Here’s how the company — Glencore — describes itself:
We are one of the world’s largest diversified natural resource companies, producing and marketing more than 90 commodities, with a network that spans over 50 countries
and around 181,000 people.
Anthony Hayward is the Non-Executive Chairman of Glencore. You may remember Hayward as the CEO of BP during the Gulf oil spill — the worst environmental disaster in history.
Well Hayward is now involved in what could be the worst derivative market meltdown in history.
So here is another What we do at Glencore:
Glencore is a leading integrated commodity producer and marketer, operating worldwide. Our business covers over 90 commodities encompassing
metals & minerals, energy products and agricultural products as well as related marketing and logistics activities.
So Glencore is a huge global player in commodities, which in this deflationary environment have seen their prices crater. Crude oil, coal, copper, iron ore and gold. All these materials have seen prices falling for the last six months, at least.
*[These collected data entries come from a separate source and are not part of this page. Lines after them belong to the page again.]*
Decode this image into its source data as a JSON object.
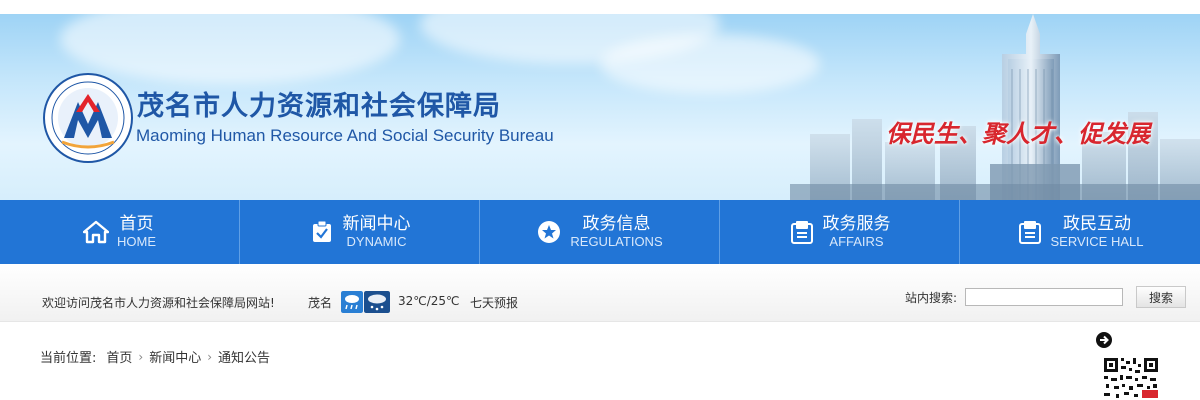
{
  "header": {
    "title_cn": "茂名市人力资源和社会保障局",
    "title_en": "Maoming Human Resource And Social Security Bureau",
    "slogan": "保民生、聚人才、促发展",
    "logo_icon": "bureau-emblem-icon"
  },
  "nav": {
    "items": [
      {
        "label_cn": "首页",
        "label_en": "HOME",
        "icon": "home-icon"
      },
      {
        "label_cn": "新闻中心",
        "label_en": "DYNAMIC",
        "icon": "clipboard-icon"
      },
      {
        "label_cn": "政务信息",
        "label_en": "REGULATIONS",
        "icon": "star-icon"
      },
      {
        "label_cn": "政务服务",
        "label_en": "AFFAIRS",
        "icon": "document-icon"
      },
      {
        "label_cn": "政民互动",
        "label_en": "SERVICE HALL",
        "icon": "document-icon"
      }
    ]
  },
  "infobar": {
    "welcome": "欢迎访问茂名市人力资源和社会保障局网站!",
    "city": "茂名",
    "temperature": "32℃/25℃",
    "forecast_link": "七天预报",
    "search_label": "站内搜索:",
    "search_value": "",
    "search_button": "搜索"
  },
  "breadcrumb": {
    "prefix": "当前位置:",
    "items": [
      "首页",
      "新闻中心",
      "通知公告"
    ]
  },
  "colors": {
    "nav_bg": "#2275d6",
    "title_blue": "#1f57a6",
    "slogan_red": "#d8262e"
  }
}
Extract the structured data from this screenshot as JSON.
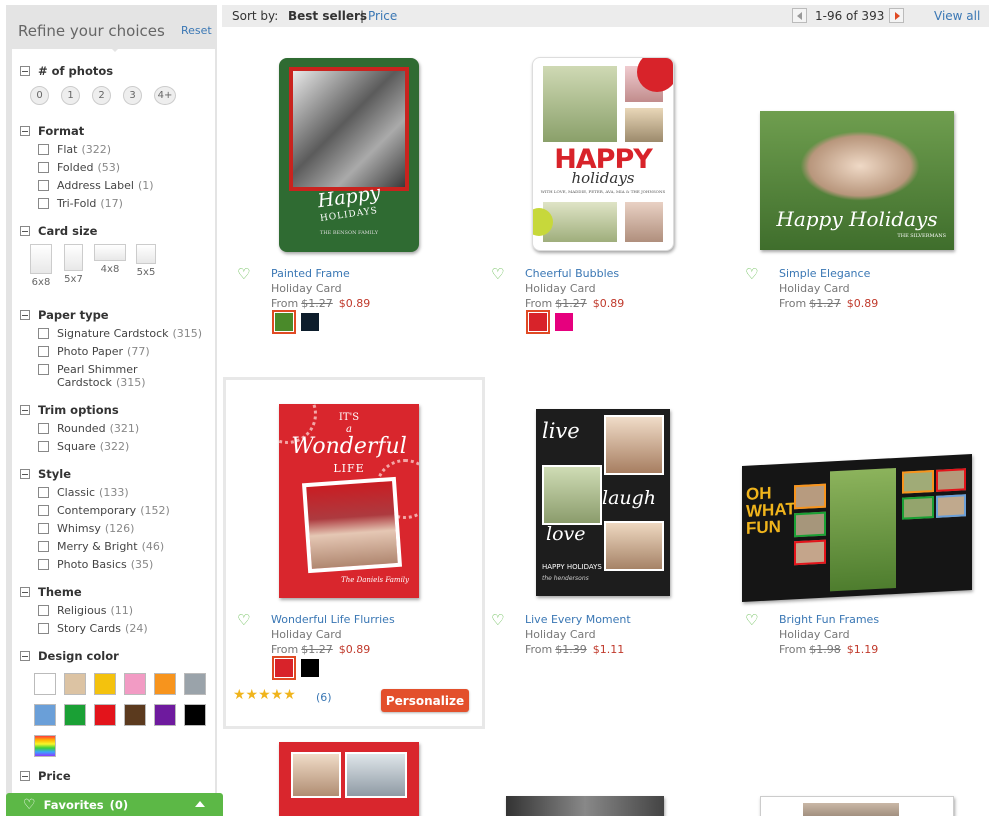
{
  "sidebar": {
    "title": "Refine your choices",
    "reset": "Reset",
    "photos": {
      "heading": "# of photos",
      "options": [
        "0",
        "1",
        "2",
        "3",
        "4+"
      ]
    },
    "format": {
      "heading": "Format",
      "options": [
        {
          "label": "Flat",
          "count": "(322)"
        },
        {
          "label": "Folded",
          "count": "(53)"
        },
        {
          "label": "Address Label",
          "count": "(1)"
        },
        {
          "label": "Tri-Fold",
          "count": "(17)"
        }
      ]
    },
    "size": {
      "heading": "Card size",
      "options": [
        "6x8",
        "5x7",
        "4x8",
        "5x5"
      ]
    },
    "paper": {
      "heading": "Paper type",
      "options": [
        {
          "label": "Signature Cardstock",
          "count": "(315)"
        },
        {
          "label": "Photo Paper",
          "count": "(77)"
        },
        {
          "label": "Pearl Shimmer",
          "label2": "Cardstock",
          "count": "(315)"
        }
      ]
    },
    "trim": {
      "heading": "Trim options",
      "options": [
        {
          "label": "Rounded",
          "count": "(321)"
        },
        {
          "label": "Square",
          "count": "(322)"
        }
      ]
    },
    "style": {
      "heading": "Style",
      "options": [
        {
          "label": "Classic",
          "count": "(133)"
        },
        {
          "label": "Contemporary",
          "count": "(152)"
        },
        {
          "label": "Whimsy",
          "count": "(126)"
        },
        {
          "label": "Merry & Bright",
          "count": "(46)"
        },
        {
          "label": "Photo Basics",
          "count": "(35)"
        }
      ]
    },
    "theme": {
      "heading": "Theme",
      "options": [
        {
          "label": "Religious",
          "count": "(11)"
        },
        {
          "label": "Story Cards",
          "count": "(24)"
        }
      ]
    },
    "color": {
      "heading": "Design color",
      "swatches": [
        "#ffffff",
        "#dcc3a3",
        "#f4c20d",
        "#f29bc4",
        "#f7941d",
        "#9aa3aa",
        "#6a9fd8",
        "#1aa035",
        "#e3141b",
        "#5b3a1e",
        "#6e1a9e",
        "#000000"
      ]
    },
    "price": {
      "heading": "Price"
    }
  },
  "favorites": {
    "label": "Favorites",
    "count": "(0)"
  },
  "toolbar": {
    "sort_by": "Sort by:",
    "best_sellers": "Best sellers",
    "separator": "|",
    "price": "Price",
    "range": "1-96 of 393",
    "view_all": "View all"
  },
  "products": [
    {
      "name": "Painted Frame",
      "type": "Holiday Card",
      "from": "From",
      "old": "$1.27",
      "new": "$0.89",
      "colors": [
        "#4a8a2a",
        "#0d1d2c"
      ],
      "art_script": "Happy",
      "art_line": "HOLIDAYS",
      "art_small": "THE BENSON FAMILY"
    },
    {
      "name": "Cheerful Bubbles",
      "type": "Holiday Card",
      "from": "From",
      "old": "$1.27",
      "new": "$0.89",
      "colors": [
        "#d8232a",
        "#e6007e"
      ],
      "art_big": "HAPPY",
      "art_script": "holidays",
      "art_small": "WITH LOVE, MADDIE, PETER, AVA, MIA & THE JOHNSONS"
    },
    {
      "name": "Simple Elegance",
      "type": "Holiday Card",
      "from": "From",
      "old": "$1.27",
      "new": "$0.89",
      "colors": [],
      "art_script": "Happy Holidays",
      "art_small": "THE SILVERMANS"
    },
    {
      "name": "Wonderful Life Flurries",
      "type": "Holiday Card",
      "from": "From",
      "old": "$1.27",
      "new": "$0.89",
      "colors": [
        "#d8232a",
        "#000000"
      ],
      "art_small_top": "IT'S",
      "art_a": "a",
      "art_script": "Wonderful",
      "art_line": "LIFE",
      "art_small": "The Daniels Family"
    },
    {
      "name": "Live Every Moment",
      "type": "Holiday Card",
      "from": "From",
      "old": "$1.39",
      "new": "$1.11",
      "colors": [],
      "art_w1": "live",
      "art_w2": "laugh",
      "art_w3": "love",
      "art_line": "HAPPY HOLIDAYS",
      "art_small": "the hendersons"
    },
    {
      "name": "Bright Fun Frames",
      "type": "Holiday Card",
      "from": "From",
      "old": "$1.98",
      "new": "$1.19",
      "colors": [],
      "art_big": "OH WHAT FUN"
    }
  ],
  "rating": {
    "stars": "★★★★★",
    "reviews": "(6)"
  },
  "personalize": "Personalize"
}
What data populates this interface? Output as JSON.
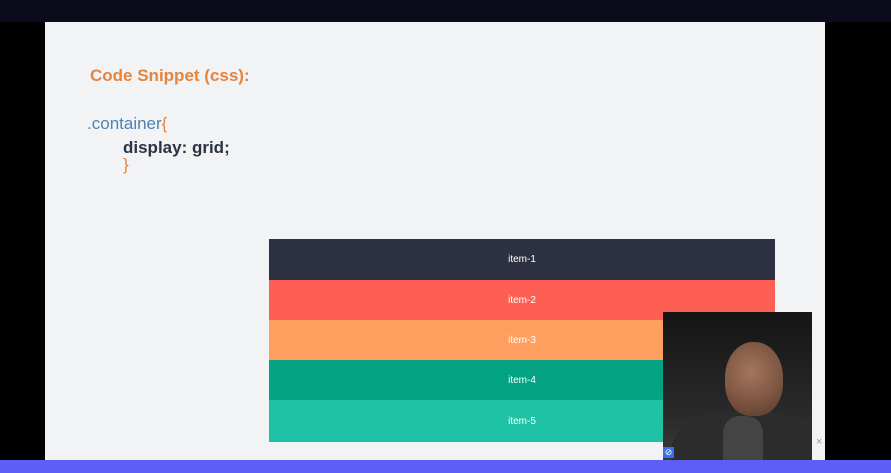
{
  "slide": {
    "title": "Code Snippet (css):",
    "code": {
      "selector_dot": ".",
      "selector": "container",
      "open_brace": "{",
      "declaration": "display: grid;",
      "close_brace": "}"
    },
    "grid_items": [
      "item-1",
      "item-2",
      "item-3",
      "item-4",
      "item-5"
    ]
  },
  "colors": {
    "title": "#e8833a",
    "selector": "#4b84b5",
    "item_1": "#2d3142",
    "item_2": "#fe5f55",
    "item_3": "#fe9f60",
    "item_4": "#04a384",
    "item_5": "#1fc2a4",
    "bottom_bar": "#5b5ff5"
  },
  "webcam": {
    "close_label": "×",
    "corner_icon": "⊘"
  }
}
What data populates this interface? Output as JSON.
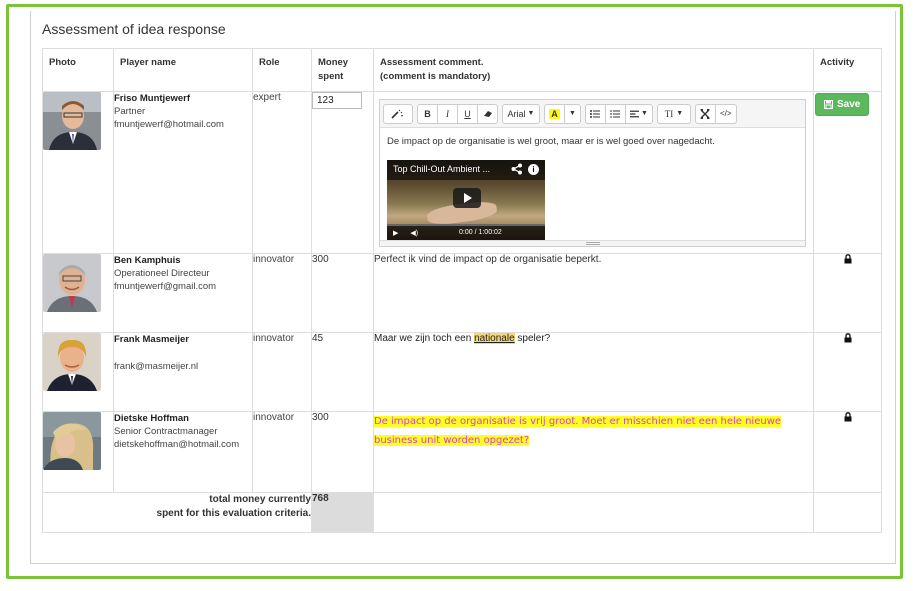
{
  "panel": {
    "title": "Assessment of idea response"
  },
  "table": {
    "headers": {
      "photo": "Photo",
      "player_name": "Player name",
      "role": "Role",
      "money_spent": "Money spent",
      "assessment_comment": "Assessment comment.",
      "assessment_note": "(comment is mandatory)",
      "activity": "Activity"
    },
    "rows": [
      {
        "name": "Friso Muntjewerf",
        "title": "Partner",
        "email": "fmuntjewerf@hotmail.com",
        "role": "expert",
        "money": "123",
        "comment": "De impact op de organisatie is wel groot, maar er is wel goed over nagedacht.",
        "activity": "Save"
      },
      {
        "name": "Ben Kamphuis",
        "title": "Operationeel Directeur",
        "email": "fmuntjewerf@gmail.com",
        "role": "innovator",
        "money": "300",
        "comment": "Perfect ik vind de impact op de organisatie beperkt."
      },
      {
        "name": "Frank Masmeijer",
        "title": "",
        "email": "frank@masmeijer.nl",
        "role": "innovator",
        "money": "45",
        "comment_before": "Maar we zijn toch een ",
        "comment_highlight": "nationale",
        "comment_after": " speler?"
      },
      {
        "name": "Dietske Hoffman",
        "title": "Senior Contractmanager",
        "email": "dietskehoffman@hotmail.com",
        "role": "innovator",
        "money": "300",
        "comment": "De impact op de organisatie is vrij groot. Moet er misschien niet een hele nieuwe business unit worden opgezet?"
      }
    ],
    "total": {
      "label_line1": "total money currently",
      "label_line2": "spent for this evaluation criteria.",
      "value": "768"
    }
  },
  "editor": {
    "toolbar": {
      "style_icon": "magic-wand-icon",
      "bold": "B",
      "italic": "I",
      "underline": "U",
      "eraser_icon": "eraser-icon",
      "font": "Arial",
      "color_letter": "A",
      "color_highlight": "#ffff00",
      "ul_icon": "unordered-list-icon",
      "ol_icon": "ordered-list-icon",
      "align_icon": "align-icon",
      "height_label": "TI",
      "fullscreen_icon": "fullscreen-icon",
      "code_icon": "code-icon"
    },
    "video": {
      "title": "Top Chill-Out Ambient ...",
      "time": "0:00 / 1:00:02"
    }
  },
  "colors": {
    "frame_green": "#7dc33a",
    "save_green": "#5cb85c",
    "handwritten_pink": "#e23ac8",
    "highlight_yellow": "#ffff24"
  }
}
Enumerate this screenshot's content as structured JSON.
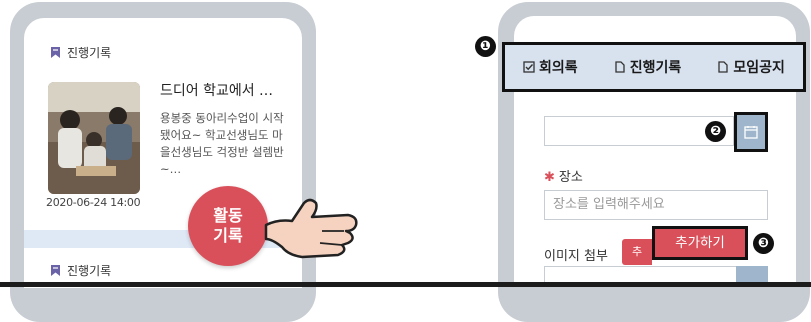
{
  "left_screen": {
    "section_label": "진행기록",
    "card": {
      "title": "드디어 학교에서 …",
      "description": "용봉중 동아리수업이 시작됐어요~ 학교선생님도 마을선생님도 걱정반 설렘반~…",
      "date": "2020-06-24 14:00"
    },
    "fab_line1": "활동",
    "fab_line2": "기록",
    "section_label_2": "진행기록"
  },
  "right_screen": {
    "tabs": [
      {
        "label": "회의록",
        "icon": "checkbox-icon"
      },
      {
        "label": "진행기록",
        "icon": "doc-icon"
      },
      {
        "label": "모임공지",
        "icon": "doc-icon"
      }
    ],
    "markers": [
      "❶",
      "❷",
      "❸"
    ],
    "place_label": "장소",
    "place_placeholder": "장소를 입력해주세요",
    "image_label": "이미지 첨부",
    "small_button_label": "추",
    "add_button_label": "추가하기"
  },
  "colors": {
    "accent_red": "#d9505a",
    "tab_bg": "#d8e2ef",
    "calendar_button": "#9fb5cc",
    "section_icon": "#6b63a8"
  }
}
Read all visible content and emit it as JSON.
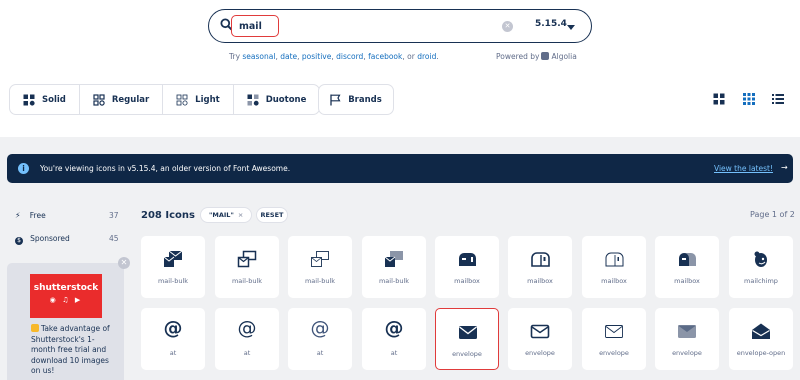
{
  "search": {
    "value": "mail",
    "version": "5.15.4",
    "try_prefix": "Try ",
    "try_links": [
      "seasonal",
      "date",
      "positive",
      "discord",
      "facebook"
    ],
    "try_or": "or",
    "try_last": "droid",
    "powered_by": "Powered by",
    "powered_brand": "Algolia"
  },
  "styles": {
    "items": [
      "Solid",
      "Regular",
      "Light",
      "Duotone"
    ],
    "brands": "Brands"
  },
  "banner": {
    "text": "You're viewing icons in v5.15.4, an older version of Font Awesome.",
    "link": "View the latest!",
    "arrow": "→"
  },
  "sidebar": {
    "items": [
      {
        "label": "Free",
        "count": "37",
        "icon": "bolt-icon"
      },
      {
        "label": "Sponsored",
        "count": "45",
        "icon": "dollar-circle-icon"
      }
    ],
    "ad": {
      "logo": "shutterstock",
      "text": "Take advantage of Shutterstock's 1-month free trial and download 10 images on us!",
      "colors": {
        "logo_bg": "#ea2c2c"
      }
    }
  },
  "results": {
    "count": "208 Icons",
    "chip": "\"MAIL\"",
    "chip_x": "×",
    "reset": "RESET",
    "page": "Page 1 of 2"
  },
  "icons": [
    {
      "label": "mail-bulk",
      "glyph": "mail-bulk-solid"
    },
    {
      "label": "mail-bulk",
      "glyph": "mail-bulk-regular"
    },
    {
      "label": "mail-bulk",
      "glyph": "mail-bulk-light"
    },
    {
      "label": "mail-bulk",
      "glyph": "mail-bulk-duotone"
    },
    {
      "label": "mailbox",
      "glyph": "mailbox-solid"
    },
    {
      "label": "mailbox",
      "glyph": "mailbox-regular"
    },
    {
      "label": "mailbox",
      "glyph": "mailbox-light"
    },
    {
      "label": "mailbox",
      "glyph": "mailbox-duotone"
    },
    {
      "label": "mailchimp",
      "glyph": "mailchimp-brand"
    },
    {
      "label": "at",
      "glyph": "at-solid"
    },
    {
      "label": "at",
      "glyph": "at-regular"
    },
    {
      "label": "at",
      "glyph": "at-light"
    },
    {
      "label": "at",
      "glyph": "at-duotone"
    },
    {
      "label": "envelope",
      "glyph": "envelope-solid",
      "highlighted": true
    },
    {
      "label": "envelope",
      "glyph": "envelope-regular"
    },
    {
      "label": "envelope",
      "glyph": "envelope-light"
    },
    {
      "label": "envelope",
      "glyph": "envelope-duotone"
    },
    {
      "label": "envelope-open",
      "glyph": "envelope-open-solid"
    }
  ],
  "at_symbol": "@",
  "colors": {
    "navy": "#183153",
    "banner": "#0f2746",
    "link": "#146ebe",
    "highlight": "#e03b3b"
  }
}
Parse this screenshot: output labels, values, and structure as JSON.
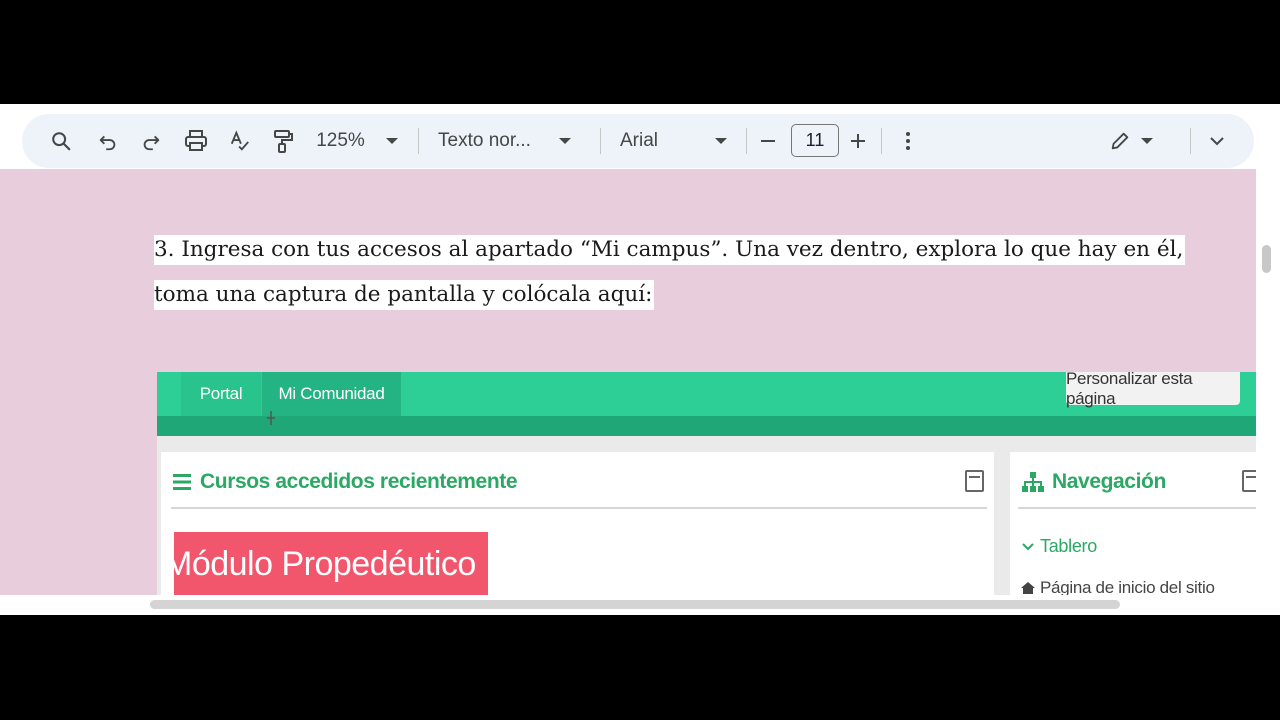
{
  "toolbar": {
    "zoom": "125%",
    "style": "Texto nor...",
    "font": "Arial",
    "font_size": "11",
    "icons": [
      "search-icon",
      "undo-icon",
      "redo-icon",
      "print-icon",
      "spellcheck-icon",
      "paint-format-icon",
      "minus-icon",
      "plus-icon",
      "more-vert-icon",
      "edit-pencil-icon",
      "chevron-down-icon"
    ]
  },
  "document": {
    "line1": "3. Ingresa con tus accesos al apartado “Mi campus”. Una vez dentro, explora lo que hay en él,",
    "line2": "toma una captura de pantalla y colócala aquí:"
  },
  "screenshot": {
    "tabs": [
      "Portal",
      "Mi Comunidad"
    ],
    "customize_label": "Personalizar esta página",
    "recent_courses_title": "Cursos accedidos recientemente",
    "course_banner": "Módulo Propedéutico",
    "navigation_title": "Navegación",
    "nav_items": [
      "Tablero",
      "Página de inicio del sitio"
    ],
    "colors": {
      "nav_green": "#2ecf97",
      "title_green": "#2aa864",
      "banner_red": "#f2566c"
    }
  },
  "colors": {
    "doc_background": "#e8cedc",
    "toolbar": "#eef2f9"
  }
}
Over the last year Glencore’s stock price is down 79%, since its 2011 IPO the stock is down 87%. But if it was just an equity wipe out, all would be well except for the investors. A Sept. 16 secondary offering on the equity side is already down almost 50% in two weeks.
Like AIG and Lehman before it, Glencore uses overnight lending as liquidity for its commodity trading desks. Well, with a stock performance like this and credit default swaps soaring to Lehman-like levels, Glencore’s going to come crashing down like a house of cards within days as liquidity dries up.
Now of course no one — including Glencore or the Swiss government, where it is based — knows exactly how horrific a take down would be. The second or third derivative to fall on the bankruptcy is anybody’s guess. Think Lehman Bros taking out AIG. And an unwinding of its book is unthinkable due to size and scope.
So that’s the back story on a smallish commodity player going belly up and the shock waves rippling across the globe.
This post should be far more relevant come Wed. or Thurs. of this week. But I thought you would want to know now.